EPA, which eventually granted the petition, in 2014 also proposed adding the 35th Avenue site to the National Priorities List of Superfund sites needing special attention. That meant federal and state regulators could pursue remediation activities and then seek reimbursement from the companies held responsible.
On the witness list: Political heavyweights
From early 2014 though most of 2016,Gilbert, McKinney and Roberson "focused on protecting ABC Coke and Drummond Company from the tremendous potential costs," the indictment says, by attempting to prevent EPA both from adding the 35th Avenue site to the National Priorities List and from expanding it.
Robinson was allegedly given a lucrative consulting contract and monthly payments in return for siding with Balch and Drummond both in public and in meetings with regulators.
In 2015 and 2016, the Oliver Robinson Foundation received about $360,000; some of that money came from a specially formed nonprofit whose funders included corporate heavyweights like Alabama Power Co., a longtime Balch client, court records indicate.
For Balch and Bingham, which boasts more than 230 attorneys scattered through the South and Washington, D.C., the case is offering a window into its extensive political connections.

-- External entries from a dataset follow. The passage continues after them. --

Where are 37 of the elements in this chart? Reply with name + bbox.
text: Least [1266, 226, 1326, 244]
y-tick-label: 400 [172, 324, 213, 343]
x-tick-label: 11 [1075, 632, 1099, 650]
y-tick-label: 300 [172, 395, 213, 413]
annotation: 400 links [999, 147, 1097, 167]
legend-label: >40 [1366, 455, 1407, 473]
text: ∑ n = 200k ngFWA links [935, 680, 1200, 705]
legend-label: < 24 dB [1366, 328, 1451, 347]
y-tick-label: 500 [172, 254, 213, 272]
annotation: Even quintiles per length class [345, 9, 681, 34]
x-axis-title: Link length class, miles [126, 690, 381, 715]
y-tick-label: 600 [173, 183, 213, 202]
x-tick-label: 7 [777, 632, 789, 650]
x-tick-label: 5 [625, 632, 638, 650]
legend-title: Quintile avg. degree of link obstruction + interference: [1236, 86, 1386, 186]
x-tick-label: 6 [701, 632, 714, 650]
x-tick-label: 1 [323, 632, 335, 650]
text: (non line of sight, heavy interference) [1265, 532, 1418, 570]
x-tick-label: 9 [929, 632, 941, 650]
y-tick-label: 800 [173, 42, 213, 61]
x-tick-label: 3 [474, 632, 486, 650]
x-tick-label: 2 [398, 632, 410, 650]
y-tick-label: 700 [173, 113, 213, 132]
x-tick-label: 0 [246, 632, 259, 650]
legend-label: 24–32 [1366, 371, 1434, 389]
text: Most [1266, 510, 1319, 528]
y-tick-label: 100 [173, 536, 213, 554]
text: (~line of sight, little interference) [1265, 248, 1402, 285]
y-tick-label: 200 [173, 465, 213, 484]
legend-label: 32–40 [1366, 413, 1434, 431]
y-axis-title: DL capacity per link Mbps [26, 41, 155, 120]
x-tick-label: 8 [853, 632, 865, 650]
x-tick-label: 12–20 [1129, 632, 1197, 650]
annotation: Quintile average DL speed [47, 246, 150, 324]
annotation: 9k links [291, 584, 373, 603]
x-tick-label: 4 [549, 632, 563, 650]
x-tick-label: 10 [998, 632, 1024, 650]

A list of potential witnesses read out by prosecutors in court last week includes Sen. Richard Shelby (R-Ala.), Attorney General Jeff Sessions, a Republican who was Alabama's other senator until President Trump named him last year to head the Justice Department, and Rep. Gary Palmer (R-Ala.), according to AL.com and other news organizations.
Both Gilbert and McKinney are on indefinite leave, a firm spokeswoman said today.
Roberson's LinkedIn profile still lists him as Drummond's vice president for governmental and regulatory affairs. He didn't immediately reply today to phone and email messages seeking confirmation of his employment status.